Friday, Jul. 10, 1964

Is Nothing Obscene Any More?

PROBLEMS IN BED . . . were no problems at all to the members of East-port's highly secret suburban switch club. Who could have problems with eight beautiful, different women to choose from? For that was the lot of each man in this fantastic sex-prowling group. They lived a lust-ridden, lightning-fast, terrifying and sex-crammed . . . GAME OF WIFE SWAPPING!

Under Kansas' anti-obscenity law, the state attorney general was justified in seizing 1,715 such "nightstand books" from a paperback dealer in Junction City. Last month, however, the U.S. Supreme Court ruled the seizure unconstitutional. Also voided were Ohio's ban against an allegedly obscene French movie, The Lovers, and Florida's ban against Henry Miller's scatalogical novel, The Tropic of Cancer. The conflict between the court and the states raised a puzzling question: To what extent are there any more enforceable U.S. laws against obscenity?

Proof Needed. Answers are not easy. Although the First and 14th Amendments guarantee freedom of speech and press, the Supreme Court has cast obscenity outside these rights, just as it does incitement to violence or publication of military secrets. But one trouble is that many cities and states have tried to suppress smut even before it reaches the public. This the court calls "prior restraint," meaning that a state invades freedom of expression if it bans obscenity on such vague grounds as "objectionable" before proving its case in a legal hearing.

In last month's Kansas case, the court did not feel it even had to decide whether the seized books were actually obscene. Speaking for the court, Justice Brennan merely declared: "If seizure of books precedes an adversary determination of their obscenity, there is danger of abridgment of the right of the public in a free society to unobstructed circulation of nonobscene books."

The Roth Case. But what if a proper legal hearing does find obscenity, as did the Ohio Supreme Court with The Lovers? By what standard does the U.S. Supreme Court test the finding?

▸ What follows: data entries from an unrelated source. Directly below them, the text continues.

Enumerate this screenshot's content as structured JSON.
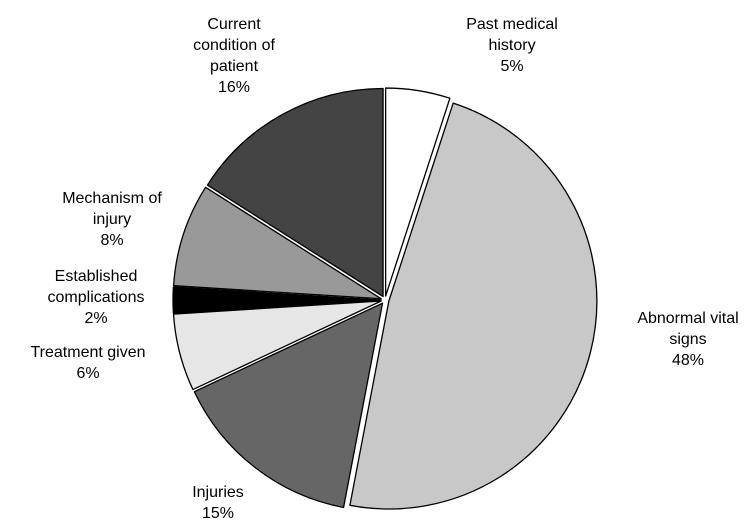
{
  "chart_data": {
    "type": "pie",
    "categories": [
      "Past medical history",
      "Abnormal vital signs",
      "Injuries",
      "Treatment given",
      "Established complications",
      "Mechanism of injury",
      "Current condition of patient"
    ],
    "values": [
      5,
      48,
      15,
      6,
      2,
      8,
      16
    ],
    "value_labels": [
      "5%",
      "48%",
      "15%",
      "6%",
      "2%",
      "8%",
      "16%"
    ],
    "colors": [
      "#ffffff",
      "#c8c8c8",
      "#666666",
      "#e6e6e6",
      "#000000",
      "#999999",
      "#444444"
    ]
  }
}
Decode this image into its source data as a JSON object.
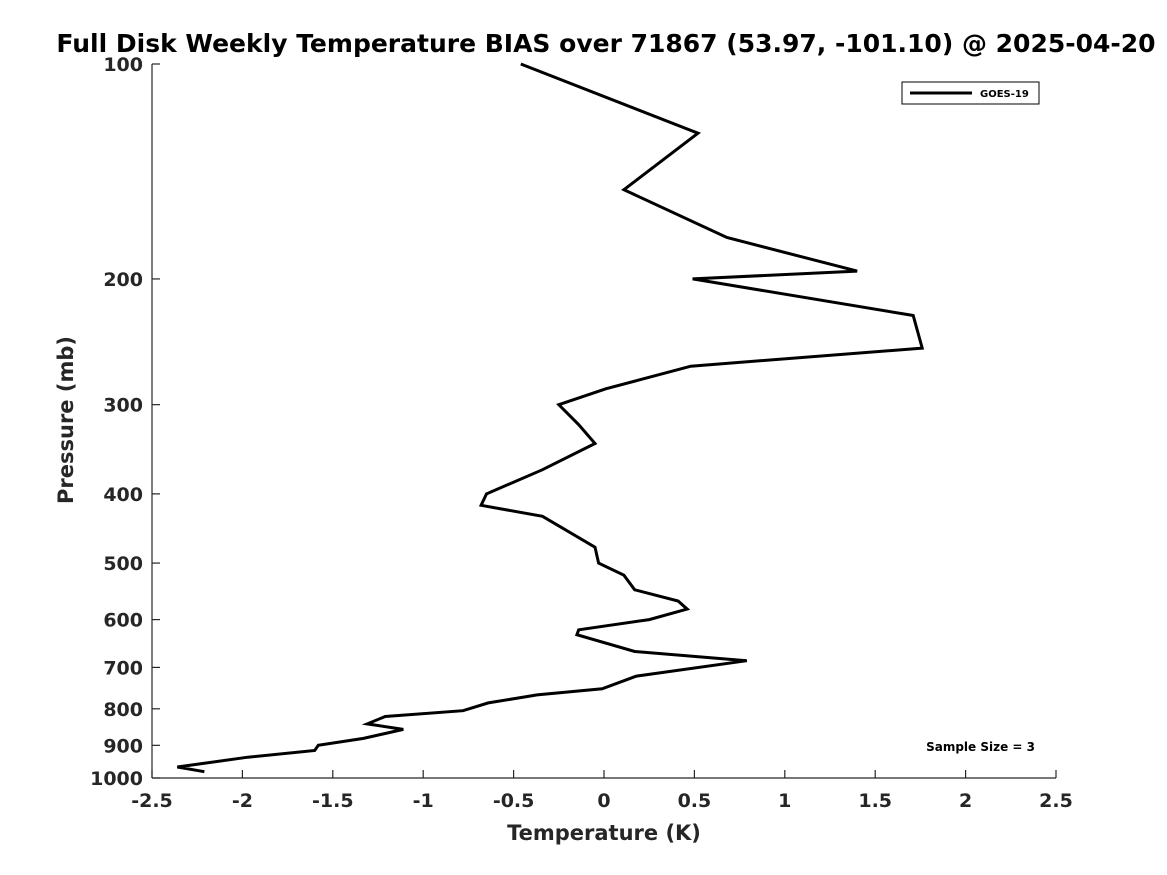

Precisely because the court has shorn obscenity of constitutional protection, it feels duty-bound to deal individually with all such cases that reach it. And however objective it tries to be, the court is mired in what Justice Brennan calls "a difficult, recurring and unpleasant task"--setting a national moral criterion for a people of widely diverse standards.

The court's current obscenity doctrine rests on a 1957 decision (Roth-Alberts) which upheld the conviction of two mail-order smut peddlers. At that time, the court explained that obscenity was material that was "utterly without redeeming social importance." The Roth test is "whether to the average person, applying contemporary community standards, the dominant theme of the material taken as a whole appeals to prurient interest," and whether, in addition, the material "goes substantially beyond customary limits of candor."

Roth failed to satisfy dissenting Justice Douglas, who argued that prurience is no sure test for sending errants to jail. "The arousing of sexual thoughts and desires happens every day in normal life in dozens of ways," said Douglas, citing stimulants from music to a woman's sight of a man. The court nonetheless retained its Roth rule last month as it brushed aside the ban on The Lovers, saying that the film contained merely one "explicit love scene in the last reel." In his dissent, Chief Justice Warren argued that local obscenity standards should still prevail because "there is no provable 'national standard.' " But the majority ruled: "It is, after all, a national Constitution we are expounding."

Resistance & Surrender. Local diversities are likely to remain. Just before the court summarily reversed Florida's ban on The Tropic of Cancer last month, for example, the Illinois Supreme Court (disagreeing with Wisconsin, California and Massachusetts) ruled the book obscene under the Roth test. Chicago prosecutors next week will spend several days reading Fanny Hill aloud to jurors hearing the case of a book dealer arrested for selling those 18th century "memoirs."

Illinois courts generally take a strait-laced view of such literature, but the probable test of Fanny Hill in the U.S. Supreme Court would be whether it is "hardcore pornography," which is unquestionably illegal. But what is hardcore? Justice Potter Stewart says only, "I know it when I see it." One expert opinion calls it "a succession of increasingly erotic scenes without distracting non-erotic passages." In the Roth case, the U.S. Solicitor General described the "worst" of hard-core pornography as movies showing "people of both sexes engaged in orgies" that include "every form of sexual activity known."

In the Kansas book case, Justices Black and Douglas nonetheless implied that all censorship of any sort is unconstitutional. So too argues Los Angeles Lawyer Stanley Fleishman, who won the case. As he sees it, all obscenity laws are doomed because the Supreme Court has now passed such books as Tropic. "To be obscene," says Fleishman, "a book has to go significantly beyond what has already been declared not obscene, and that is impossible. You can't talk about sex any more frankly than is being done now."